CPe cell cultures can also be obtained from biotech companies. The human choroid plexus epithelial cell line (HCPEpiC) can be purchased from different companies and has been referenced in publications. For example, this cell line has been used to study the inflammatory response [92] and the effects of chemotherapy on CPe cells [93].

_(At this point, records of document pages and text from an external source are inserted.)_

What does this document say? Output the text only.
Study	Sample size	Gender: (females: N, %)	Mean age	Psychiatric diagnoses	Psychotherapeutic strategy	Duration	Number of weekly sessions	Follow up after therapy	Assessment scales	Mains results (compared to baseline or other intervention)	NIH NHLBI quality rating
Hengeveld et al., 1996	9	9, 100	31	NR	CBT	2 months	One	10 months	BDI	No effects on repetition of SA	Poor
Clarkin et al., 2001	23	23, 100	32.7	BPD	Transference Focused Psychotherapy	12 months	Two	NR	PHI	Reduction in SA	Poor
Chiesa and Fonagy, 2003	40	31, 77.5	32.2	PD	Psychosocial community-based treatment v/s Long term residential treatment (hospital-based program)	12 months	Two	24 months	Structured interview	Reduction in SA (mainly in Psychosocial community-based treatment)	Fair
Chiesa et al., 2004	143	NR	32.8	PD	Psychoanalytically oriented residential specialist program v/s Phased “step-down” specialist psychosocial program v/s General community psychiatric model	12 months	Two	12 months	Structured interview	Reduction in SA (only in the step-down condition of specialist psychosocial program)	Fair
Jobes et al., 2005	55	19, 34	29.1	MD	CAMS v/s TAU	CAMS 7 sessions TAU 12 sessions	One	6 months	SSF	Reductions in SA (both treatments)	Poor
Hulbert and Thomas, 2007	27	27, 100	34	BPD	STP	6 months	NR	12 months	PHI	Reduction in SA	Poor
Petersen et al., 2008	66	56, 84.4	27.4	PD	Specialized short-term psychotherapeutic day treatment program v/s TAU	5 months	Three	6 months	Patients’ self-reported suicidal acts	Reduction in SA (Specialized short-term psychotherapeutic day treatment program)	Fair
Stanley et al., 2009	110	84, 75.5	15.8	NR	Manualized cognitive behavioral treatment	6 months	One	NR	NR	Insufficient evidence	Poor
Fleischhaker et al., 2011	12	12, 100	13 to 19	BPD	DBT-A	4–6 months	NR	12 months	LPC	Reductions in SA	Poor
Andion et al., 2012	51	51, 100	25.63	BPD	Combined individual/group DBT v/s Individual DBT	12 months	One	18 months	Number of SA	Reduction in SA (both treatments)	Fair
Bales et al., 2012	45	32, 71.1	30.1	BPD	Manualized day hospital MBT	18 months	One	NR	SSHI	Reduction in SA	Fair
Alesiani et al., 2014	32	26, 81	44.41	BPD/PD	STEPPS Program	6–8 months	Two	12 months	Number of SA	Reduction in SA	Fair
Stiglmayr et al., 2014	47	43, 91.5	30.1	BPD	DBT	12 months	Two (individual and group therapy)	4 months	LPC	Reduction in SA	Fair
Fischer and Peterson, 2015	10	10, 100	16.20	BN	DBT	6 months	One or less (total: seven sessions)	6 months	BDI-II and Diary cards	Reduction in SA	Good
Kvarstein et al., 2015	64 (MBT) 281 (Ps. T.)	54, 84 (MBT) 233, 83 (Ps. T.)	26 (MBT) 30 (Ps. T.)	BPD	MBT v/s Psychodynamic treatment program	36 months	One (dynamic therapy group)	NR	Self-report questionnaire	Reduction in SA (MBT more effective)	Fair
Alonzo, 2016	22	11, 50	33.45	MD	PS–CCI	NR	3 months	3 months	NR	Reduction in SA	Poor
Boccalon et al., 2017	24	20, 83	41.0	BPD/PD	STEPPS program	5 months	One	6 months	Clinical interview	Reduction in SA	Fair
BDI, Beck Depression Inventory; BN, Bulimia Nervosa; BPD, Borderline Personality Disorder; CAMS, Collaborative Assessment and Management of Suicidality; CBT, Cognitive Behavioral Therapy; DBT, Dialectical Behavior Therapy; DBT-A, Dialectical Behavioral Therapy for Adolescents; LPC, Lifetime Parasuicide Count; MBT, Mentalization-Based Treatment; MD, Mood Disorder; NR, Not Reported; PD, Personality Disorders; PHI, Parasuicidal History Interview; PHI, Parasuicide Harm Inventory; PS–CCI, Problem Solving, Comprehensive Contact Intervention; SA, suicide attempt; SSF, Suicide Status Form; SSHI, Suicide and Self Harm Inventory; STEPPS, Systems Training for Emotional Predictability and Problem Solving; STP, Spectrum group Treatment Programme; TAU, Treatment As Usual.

As an alternative to primary cultures, there are some continuous CPe cell lines (Figure 3). The porcine choroid plexus–Riems (PCP-R) cell line has been used to model the CPe [94]. It has been used to identify ion channels on the CPe using Ussing-style electrophysiology and to study changes in barrier function. Recent studies have, however, indicated that the PCP-R is mispolarized, meaning that the ion channels are on the opposite side of the cell when compared to the native epithelium [95]. Therefore, this cell line is not ideal for studying CSF production. However, this cell line is still useful for other experiments. For example, the PCP-R has been used to test what xenobiotic drugs can cross the blood–CSF barrier [88]. Similarly, it has been used to study immune cell movement across the blood–CSF barrier [96]. The cells also contain tight junctions like Claudin-1 and Claudin-2 [94]. This cell line has high transepithelial electrical resistance (TEER), which is typical of mammalian choroid plexus cells [94,97]. On average, the TEER was approximately 1000 Ω cm2 when the resistance was measured with Ussing-style electrophysiology [95].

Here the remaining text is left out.